持続的に生産性が向上する世界で潜在成長率は高く維持されています。けれども需要は作り出さなければなりません。中央銀行は潜在成長率の上昇に足りない分の需要を作るためにも、ベーシック・インカムで個人にマネーを配ります。ただ、現金は存在せず、一人一人に割り当てられた電子マネーアカウントに一定額が振り込まれます。
荒唐無稽に聞こえるでしょうか? 債券王と呼ばれたビル・グロスは今年5月のリポートで似たような未来予想をしています。
AIの台頭も少し前までは絵空事でした。しかし、今や自動運転車も現実的な課題です。ベーシック・インカムも現実味を帯びてきました。
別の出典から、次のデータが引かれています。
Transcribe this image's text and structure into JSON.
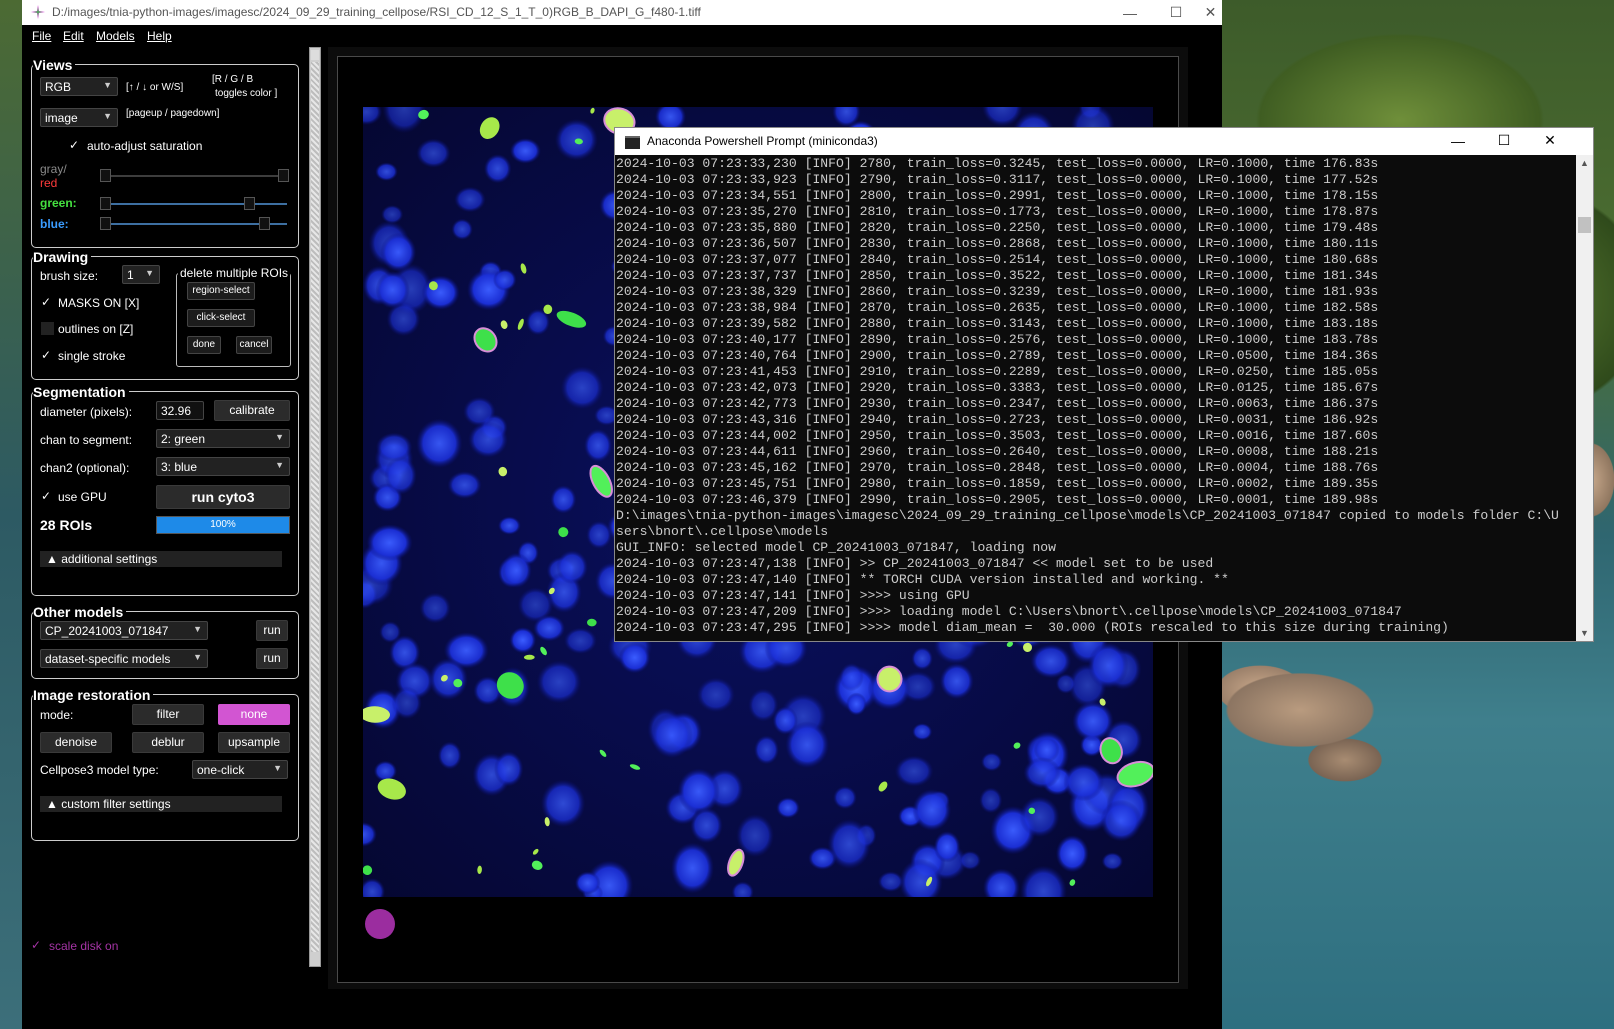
{
  "cellpose_window": {
    "title": "D:/images/tnia-python-images/imagesc/2024_09_29_training_cellpose/RSI_CD_12_S_1_T_0)RGB_B_DAPI_G_f480-1.tiff",
    "controls": {
      "minimize": "—",
      "maximize": "☐",
      "close": "✕"
    },
    "menu": [
      "File",
      "Edit",
      "Models",
      "Help"
    ]
  },
  "views": {
    "title": "Views",
    "color_mode": "RGB",
    "color_hint": "[↑ / ↓ or W/S]",
    "toggle_hint_line1": "[R / G / B",
    "toggle_hint_line2": "toggles color ]",
    "display": "image",
    "page_hint": "[pageup / pagedown]",
    "auto_adjust": "auto-adjust saturation",
    "gray_label": "gray/",
    "red_label": "red",
    "green_label": "green:",
    "blue_label": "blue:",
    "colors": {
      "red": "#ff3b3b",
      "green": "#45e040",
      "blue": "#3a9cff"
    }
  },
  "drawing": {
    "title": "Drawing",
    "brush_label": "brush size:",
    "brush_value": "1",
    "masks_on": "MASKS ON [X]",
    "outlines_on": "outlines on [Z]",
    "single_stroke": "single stroke",
    "delete_group": "delete multiple ROIs",
    "region_select": "region-select",
    "click_select": "click-select",
    "done": "done",
    "cancel": "cancel"
  },
  "segmentation": {
    "title": "Segmentation",
    "diameter_label": "diameter (pixels):",
    "diameter_value": "32.96",
    "calibrate": "calibrate",
    "chan_label": "chan to segment:",
    "chan_value": "2: green",
    "chan2_label": "chan2 (optional):",
    "chan2_value": "3: blue",
    "use_gpu": "use GPU",
    "run_button": "run cyto3",
    "roi_count": "28 ROIs",
    "progress_text": "100%",
    "progress_fraction": 1.0,
    "additional": "▲ additional settings"
  },
  "other_models": {
    "title": "Other models",
    "model_value": "CP_20241003_071847",
    "dataset_value": "dataset-specific models",
    "run": "run"
  },
  "restoration": {
    "title": "Image restoration",
    "mode_label": "mode:",
    "filter": "filter",
    "none": "none",
    "denoise": "denoise",
    "deblur": "deblur",
    "upsample": "upsample",
    "model_type_label": "Cellpose3 model type:",
    "model_type_value": "one-click",
    "custom": "▲ custom filter settings",
    "accent": "#d255d2"
  },
  "scale_disk": "scale disk on",
  "console": {
    "title": "Anaconda Powershell Prompt (miniconda3)",
    "controls": {
      "minimize": "—",
      "maximize": "☐",
      "close": "✕"
    },
    "lines": [
      "2024-10-03 07:23:33,230 [INFO] 2780, train_loss=0.3245, test_loss=0.0000, LR=0.1000, time 176.83s",
      "2024-10-03 07:23:33,923 [INFO] 2790, train_loss=0.3117, test_loss=0.0000, LR=0.1000, time 177.52s",
      "2024-10-03 07:23:34,551 [INFO] 2800, train_loss=0.2991, test_loss=0.0000, LR=0.1000, time 178.15s",
      "2024-10-03 07:23:35,270 [INFO] 2810, train_loss=0.1773, test_loss=0.0000, LR=0.1000, time 178.87s",
      "2024-10-03 07:23:35,880 [INFO] 2820, train_loss=0.2250, test_loss=0.0000, LR=0.1000, time 179.48s",
      "2024-10-03 07:23:36,507 [INFO] 2830, train_loss=0.2868, test_loss=0.0000, LR=0.1000, time 180.11s",
      "2024-10-03 07:23:37,077 [INFO] 2840, train_loss=0.2514, test_loss=0.0000, LR=0.1000, time 180.68s",
      "2024-10-03 07:23:37,737 [INFO] 2850, train_loss=0.3522, test_loss=0.0000, LR=0.1000, time 181.34s",
      "2024-10-03 07:23:38,329 [INFO] 2860, train_loss=0.3239, test_loss=0.0000, LR=0.1000, time 181.93s",
      "2024-10-03 07:23:38,984 [INFO] 2870, train_loss=0.2635, test_loss=0.0000, LR=0.1000, time 182.58s",
      "2024-10-03 07:23:39,582 [INFO] 2880, train_loss=0.3143, test_loss=0.0000, LR=0.1000, time 183.18s",
      "2024-10-03 07:23:40,177 [INFO] 2890, train_loss=0.2576, test_loss=0.0000, LR=0.1000, time 183.78s",
      "2024-10-03 07:23:40,764 [INFO] 2900, train_loss=0.2789, test_loss=0.0000, LR=0.0500, time 184.36s",
      "2024-10-03 07:23:41,453 [INFO] 2910, train_loss=0.2289, test_loss=0.0000, LR=0.0250, time 185.05s",
      "2024-10-03 07:23:42,073 [INFO] 2920, train_loss=0.3383, test_loss=0.0000, LR=0.0125, time 185.67s",
      "2024-10-03 07:23:42,773 [INFO] 2930, train_loss=0.2347, test_loss=0.0000, LR=0.0063, time 186.37s",
      "2024-10-03 07:23:43,316 [INFO] 2940, train_loss=0.2723, test_loss=0.0000, LR=0.0031, time 186.92s",
      "2024-10-03 07:23:44,002 [INFO] 2950, train_loss=0.3503, test_loss=0.0000, LR=0.0016, time 187.60s",
      "2024-10-03 07:23:44,611 [INFO] 2960, train_loss=0.2640, test_loss=0.0000, LR=0.0008, time 188.21s",
      "2024-10-03 07:23:45,162 [INFO] 2970, train_loss=0.2848, test_loss=0.0000, LR=0.0004, time 188.76s",
      "2024-10-03 07:23:45,751 [INFO] 2980, train_loss=0.1859, test_loss=0.0000, LR=0.0002, time 189.35s",
      "2024-10-03 07:23:46,379 [INFO] 2990, train_loss=0.2905, test_loss=0.0000, LR=0.0001, time 189.98s",
      "D:\\images\\tnia-python-images\\imagesc\\2024_09_29_training_cellpose\\models\\CP_20241003_071847 copied to models folder C:\\U",
      "sers\\bnort\\.cellpose\\models",
      "GUI_INFO: selected model CP_20241003_071847, loading now",
      "2024-10-03 07:23:47,138 [INFO] >> CP_20241003_071847 << model set to be used",
      "2024-10-03 07:23:47,140 [INFO] ** TORCH CUDA version installed and working. **",
      "2024-10-03 07:23:47,141 [INFO] >>>> using GPU",
      "2024-10-03 07:23:47,209 [INFO] >>>> loading model C:\\Users\\bnort\\.cellpose\\models\\CP_20241003_071847",
      "2024-10-03 07:23:47,295 [INFO] >>>> model diam_mean =  30.000 (ROIs rescaled to this size during training)"
    ]
  }
}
6月5日のスイスの国民投票では否決されましたが、急速な技術革新と雇用喪失への不安は、ベーシック・インカムをますます現実的な選択肢にするでしょう。将来、中央銀行が家計に直接マネーを配る形のヘリコプターマネーが実現しないとは限りません。
もっとも、中央銀行が金融を緩和し、政府が支出を恒久的に増やすのもヘリマネです。B・バーナンキはブログで、現在の米国経済はデフレの危険は遠ざかっており、ヘリマネは現実的政策としては考えにくいと述べています。しかし、デフレ懸念を抱える国やデフレからの脱却に苦しむ国では真剣な検討に値します。日本ではアベノミクスにもかかわらず、消費者物価指数は2カ月連続でマイナスに転じ、消費増税以降、消費低迷が続いています。
中央銀行が家計に直接貨幣を配りはしないにせよ、インフレ目標のもとで中央銀行が国債を買い入れ、それを財源として政府が財政支出を拡大する政策は現実に可能であり、実行されていると見ることもできます。その意味でヘリマネはすでに離陸の準備ができているともいえるのです。